The seating areas are a series of compressed compositions with shapes and forms of chairs, a Minotti sofa, a Valerie Goodman Gallery coffee table, and the Holland and Sherry geometric throw pillows that evoke the early modernist paintings of Jean Arp. Accented by ceiling panels covered in a Maharam wallpaper. Her next big move was enrolling the work of artist and furniture maker John Houshmand.  Ms. Cohen thrives on creative collaboration and designing the Monumental Lantern that with Houshmand, that she boldly placed in one entire corner of the room. Few designers would welcome a giant rough sawn luminaire but Ms. Cohen’s early apprenticeship with Richard Serra is evident in this wonderful juxtaposition of scale. Ms. Cohen’s reputation as a brave designer has been established with the inclusion of Houshmand’s piece.

Ms. Cohen’s method is to analyze the room as an architectural proposition.  A Yale Architectural School graduate, she is able to cast a few intelligent moves to make the room a stage rather than a hallway. The stairway was divided into two events, one behind a scrim and the other revealed. This gave the sitting area a theatrical backdrop as well as choreographing a Hollywood-style entrance for the visitor walking down the stairs.
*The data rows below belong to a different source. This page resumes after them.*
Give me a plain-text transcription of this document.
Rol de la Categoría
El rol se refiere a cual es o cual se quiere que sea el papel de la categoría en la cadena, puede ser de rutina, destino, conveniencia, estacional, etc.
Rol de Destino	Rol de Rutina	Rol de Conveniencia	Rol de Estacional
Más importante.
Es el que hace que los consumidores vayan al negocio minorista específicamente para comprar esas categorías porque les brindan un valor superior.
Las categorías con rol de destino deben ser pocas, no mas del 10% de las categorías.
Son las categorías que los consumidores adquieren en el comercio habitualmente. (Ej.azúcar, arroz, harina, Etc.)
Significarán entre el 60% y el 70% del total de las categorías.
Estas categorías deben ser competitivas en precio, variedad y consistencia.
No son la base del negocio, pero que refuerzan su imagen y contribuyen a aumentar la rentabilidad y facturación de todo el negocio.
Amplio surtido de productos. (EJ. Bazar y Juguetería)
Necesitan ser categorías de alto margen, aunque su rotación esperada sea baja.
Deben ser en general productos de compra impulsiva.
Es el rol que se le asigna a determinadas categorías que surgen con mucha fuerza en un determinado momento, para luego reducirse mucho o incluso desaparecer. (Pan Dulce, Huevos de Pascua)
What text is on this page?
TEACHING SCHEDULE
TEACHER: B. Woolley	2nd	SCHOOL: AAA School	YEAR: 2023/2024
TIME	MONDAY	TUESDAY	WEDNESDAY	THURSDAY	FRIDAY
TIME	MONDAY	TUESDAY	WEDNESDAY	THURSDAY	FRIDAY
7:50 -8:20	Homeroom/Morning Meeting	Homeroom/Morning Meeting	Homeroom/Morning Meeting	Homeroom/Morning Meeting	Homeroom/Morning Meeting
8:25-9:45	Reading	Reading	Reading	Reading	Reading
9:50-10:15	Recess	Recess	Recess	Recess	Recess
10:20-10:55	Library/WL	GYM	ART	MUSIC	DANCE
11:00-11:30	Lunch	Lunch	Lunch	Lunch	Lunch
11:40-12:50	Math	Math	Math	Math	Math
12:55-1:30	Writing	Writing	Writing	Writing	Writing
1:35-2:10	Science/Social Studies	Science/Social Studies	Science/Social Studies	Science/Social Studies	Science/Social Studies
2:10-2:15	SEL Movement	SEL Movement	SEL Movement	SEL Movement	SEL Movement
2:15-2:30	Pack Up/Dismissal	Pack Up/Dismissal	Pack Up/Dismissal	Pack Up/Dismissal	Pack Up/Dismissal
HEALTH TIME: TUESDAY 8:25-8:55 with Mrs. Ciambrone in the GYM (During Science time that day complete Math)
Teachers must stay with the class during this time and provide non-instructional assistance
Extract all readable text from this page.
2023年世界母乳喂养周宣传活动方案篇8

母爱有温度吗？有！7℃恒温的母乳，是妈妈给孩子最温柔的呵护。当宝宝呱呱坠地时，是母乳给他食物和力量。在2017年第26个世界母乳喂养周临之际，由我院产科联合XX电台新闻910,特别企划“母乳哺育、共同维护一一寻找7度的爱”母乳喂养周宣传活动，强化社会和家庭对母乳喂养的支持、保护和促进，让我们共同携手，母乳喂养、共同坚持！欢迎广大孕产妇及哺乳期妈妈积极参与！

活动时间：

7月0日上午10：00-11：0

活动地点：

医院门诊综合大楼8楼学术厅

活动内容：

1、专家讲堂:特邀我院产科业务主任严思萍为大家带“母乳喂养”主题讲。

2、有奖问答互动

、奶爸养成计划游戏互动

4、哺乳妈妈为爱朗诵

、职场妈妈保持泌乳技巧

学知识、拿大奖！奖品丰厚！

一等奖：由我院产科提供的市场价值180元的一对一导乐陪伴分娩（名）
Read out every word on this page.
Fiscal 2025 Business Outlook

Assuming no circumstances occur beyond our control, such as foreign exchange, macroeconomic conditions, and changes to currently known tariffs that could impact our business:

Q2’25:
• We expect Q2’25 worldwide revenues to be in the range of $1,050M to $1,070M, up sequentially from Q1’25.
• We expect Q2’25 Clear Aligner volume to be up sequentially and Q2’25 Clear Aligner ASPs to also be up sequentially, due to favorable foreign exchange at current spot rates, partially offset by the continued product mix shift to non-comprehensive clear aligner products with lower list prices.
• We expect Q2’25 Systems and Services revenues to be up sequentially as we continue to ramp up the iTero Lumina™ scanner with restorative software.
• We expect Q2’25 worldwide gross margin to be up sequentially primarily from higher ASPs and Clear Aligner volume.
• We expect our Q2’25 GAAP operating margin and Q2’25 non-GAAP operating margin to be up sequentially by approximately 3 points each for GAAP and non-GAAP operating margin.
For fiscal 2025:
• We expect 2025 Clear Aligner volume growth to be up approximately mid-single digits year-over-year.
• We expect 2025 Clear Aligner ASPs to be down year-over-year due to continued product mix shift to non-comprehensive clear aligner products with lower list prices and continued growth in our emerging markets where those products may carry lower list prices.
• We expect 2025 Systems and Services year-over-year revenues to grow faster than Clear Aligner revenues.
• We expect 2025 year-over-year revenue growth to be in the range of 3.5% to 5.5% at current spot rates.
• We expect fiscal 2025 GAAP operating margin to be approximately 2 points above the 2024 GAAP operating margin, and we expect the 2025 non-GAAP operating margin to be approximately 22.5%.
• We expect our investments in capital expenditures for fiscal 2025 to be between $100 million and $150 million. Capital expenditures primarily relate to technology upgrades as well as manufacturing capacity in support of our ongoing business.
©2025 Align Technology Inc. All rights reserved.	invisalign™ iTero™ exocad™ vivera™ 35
In fact Ms. Cohen uses a series of fabric backdrops throughout the space to denote different spatial conditions. 

The color palette, if said aloud, is the prototypical Hamptons beach house cheery; though Ms. Cohen’s take is altogether different.  With a sea blue as her base, she treats the envelope of the space with tinted whites and grays, and just as you are comfortable with this resolve she infuses the space with drops of chartreuse. The optic shock of an electric green is a sign of strength in Ms. Cohen’s tool box. The result is a perfect balance of whimsy and sophistication.

Whimsy, bravery, and compositional sophistication will not be evident or sufficient without Ms. Cohen’s razor sharp rigor. Her attention to detail is what makes one want to sit in the Fritz Hansen chair, under the reading light, with cashmere throw at its side. Ms. Cohen’s embrace of the luxury of detail is what makes for valuable moments in the design world and what sets her work apart.